Note that if you expect a long, drawn-out discussion, create a new chat room and let the OP and in-your-opinion-wrong-answerer know in comments. This once happened to one of my posts on Physics.SE, and it played out well-- though one of the answerers never agreed with our result (he kept citing that his PhD friends at Berkeley had worked it out, but that doesn't make an answer correct).

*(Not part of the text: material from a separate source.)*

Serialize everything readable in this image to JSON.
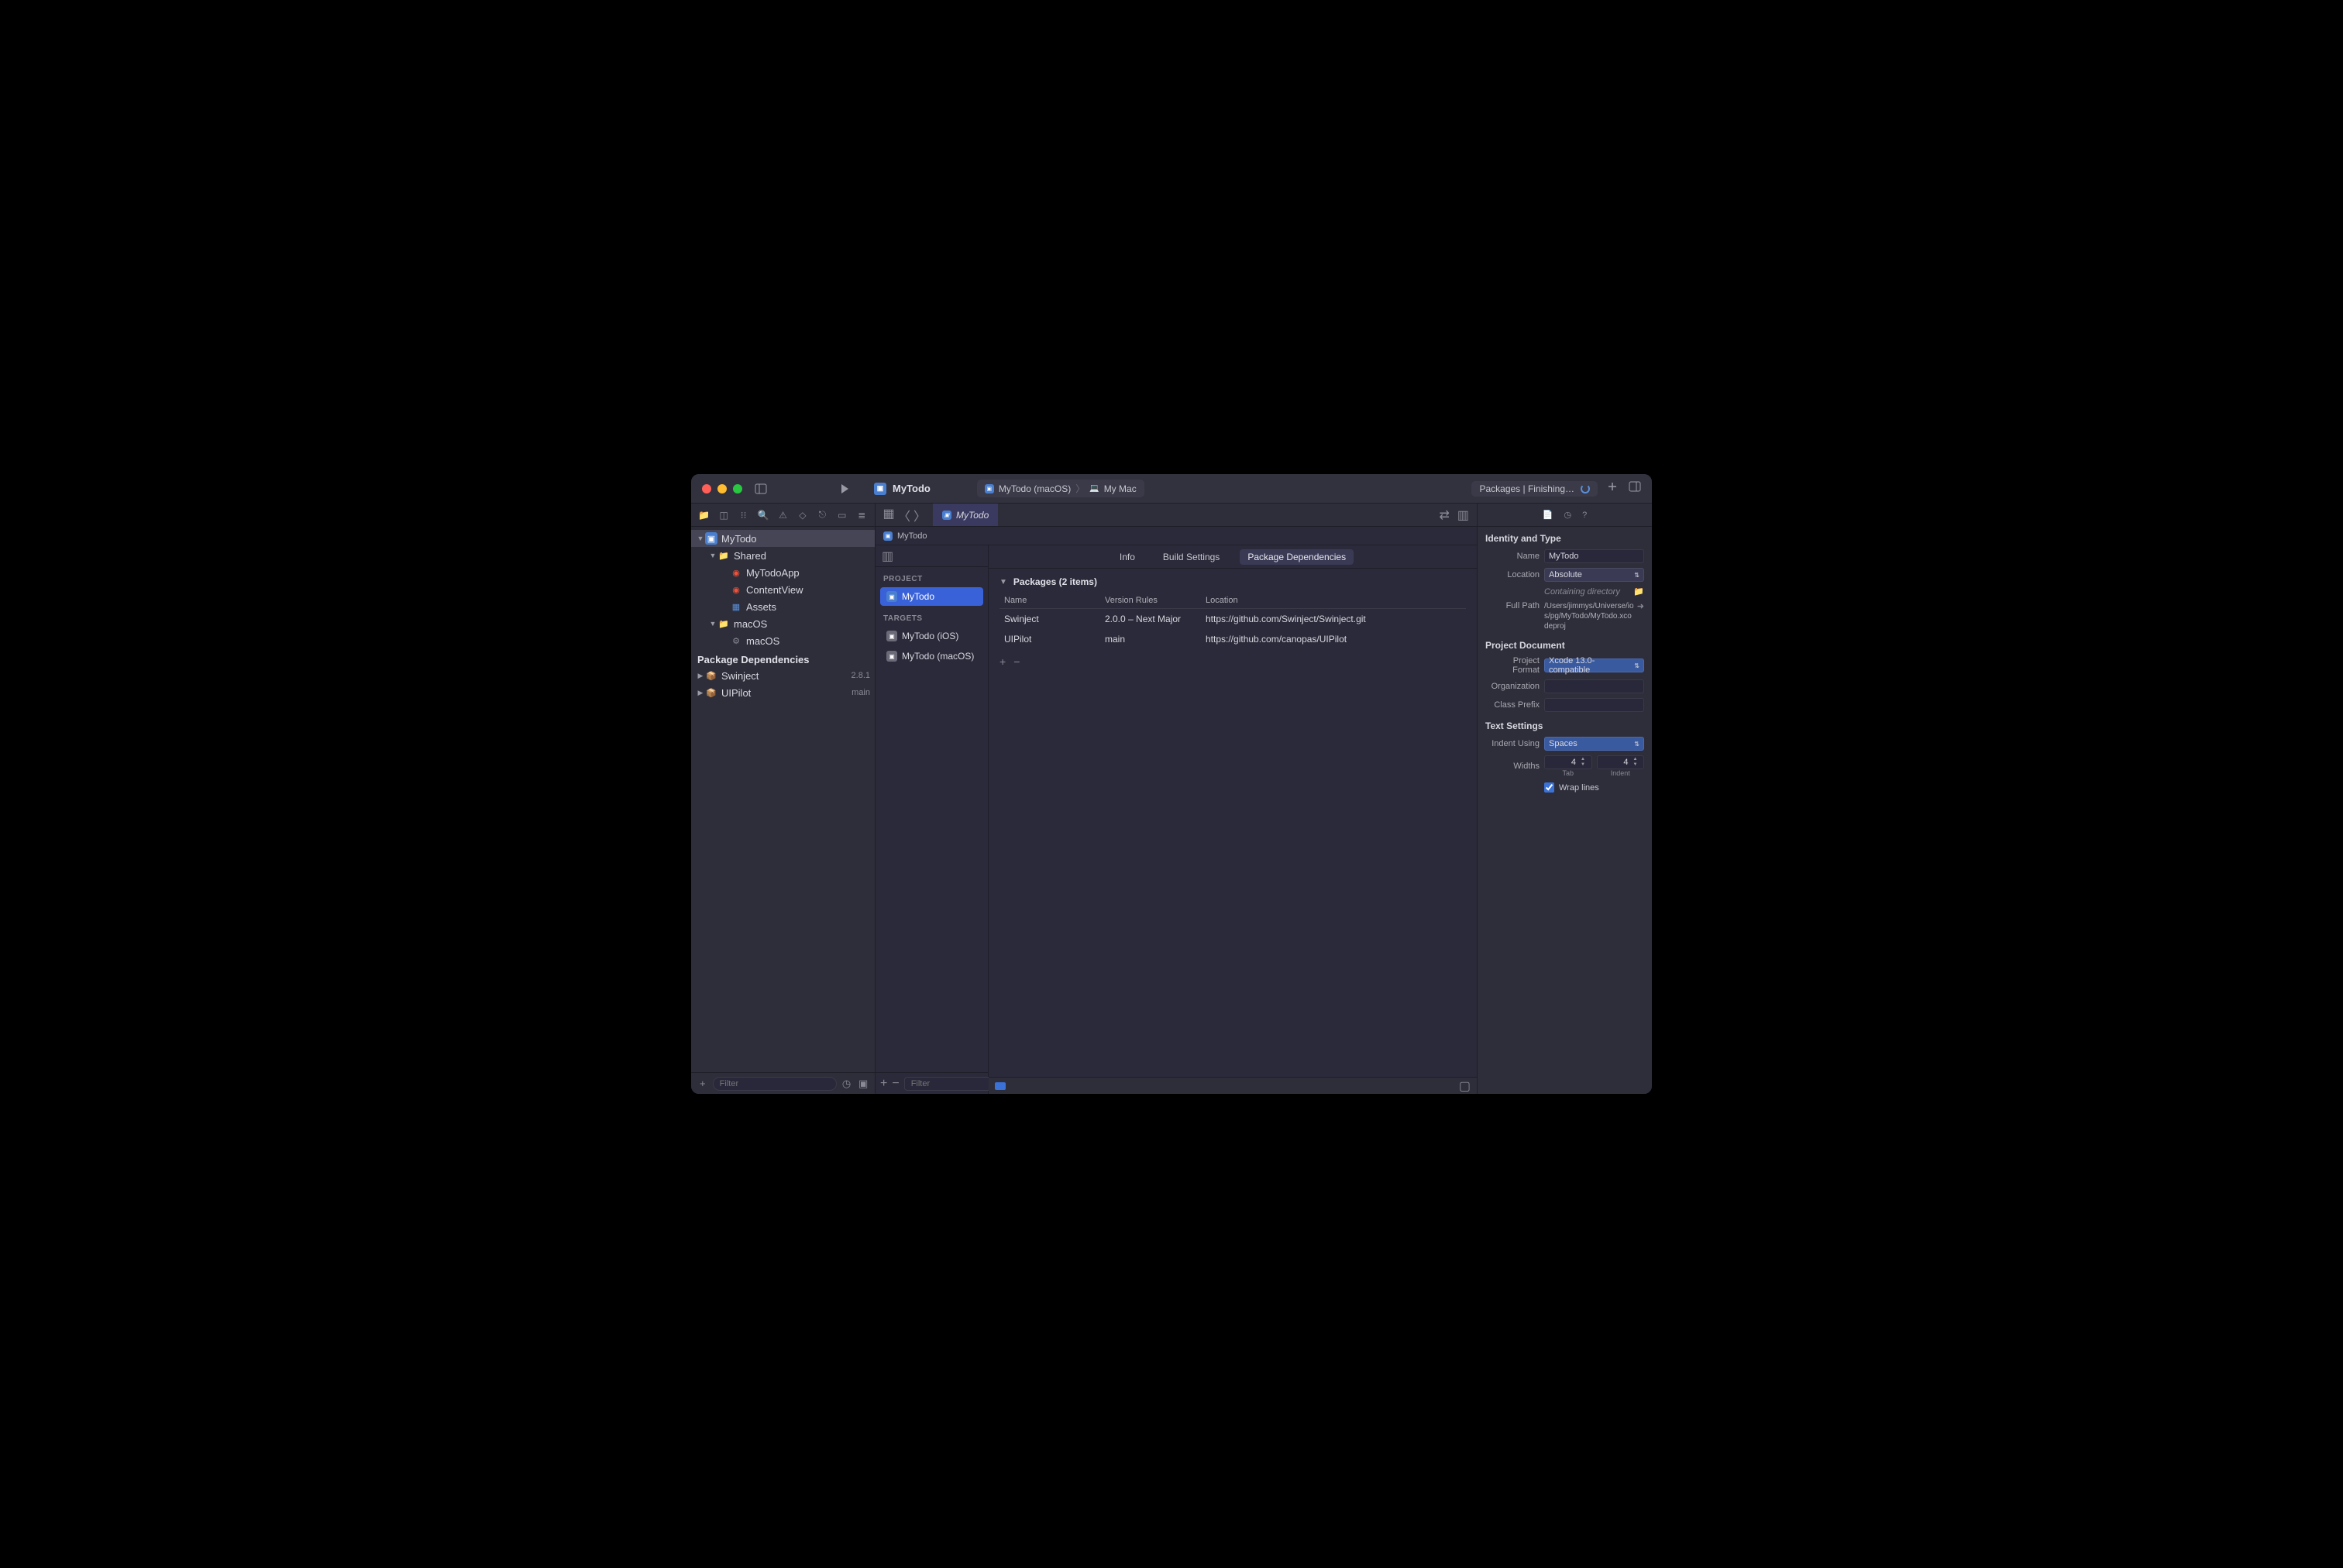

Also, Physics.SE has had a similar drama, long ago, at a much larger scale. It seems to have lost some expert users due to that-- the main issue was that in certain fields/levels of questions, it is impossible for mods to determine which answers are right; and some people felt that "anyone can post a sophisticated-sounding wrong answer to a hard question and not get corrected". Anyway, this "drama" at chem.SE, if it is one, is at a much smaller degree, but its nice that you(both) came to meta to have it straightened out before it got out of hand. It's good that we're addressing this issue now, instead of later.
Back to the topic.
it rather looks like there is a trend toward hastily accepting answers
I for one, wait atleast a day before accepting an answer to let others have a chance. In fact, I accepted Terry's answer after having accepted another on the benzene question. If you've read it carefully (a pretty tedious task for most of Terry's answers, but informative), then you'll realize that he explained it via the same thing that Richard did, but added a note that it's even more different in momentum space. The rest explained a more general problem, on metals. You could call it irrelevant, but not nonsense (of course, I'm no expert, so I may be wrong here)
Also, there isn't much of an issue with hastily accepted answers. You can change the acceptance tick whenever you want, so if you feel you have a better answer, feel free to give it (which you have done, which is good). As I said, if you feel that a particular answer is wrong, let the OP know via a comment .
I hadn't gotten any indication that the accepted answer was wrong, and I liked/understood the accepted answer--so after reading yours I didn't change the acceptance tick.
Unfortunately, science is one of those fields where determining the correctness of an answer isn't as easy as it is on the other SE sites. Not everything is easily experimentally verified, and there can be more than one plausible (not necessarily correct) explanations for something. The Physics.SE post I linked to earlier is a good example of this.
So really, discussing this stuff (preferably on chat) is the only way to straighten it out. Try to keep these discussions civil(not saying you haven't, this is just a note for People From The Future); remember that the other guy is in the same position as you--both of you have a seemingly logical reason to think that s/he is correct.
Anyway, I'll scrutinize those questions of mine in a moment.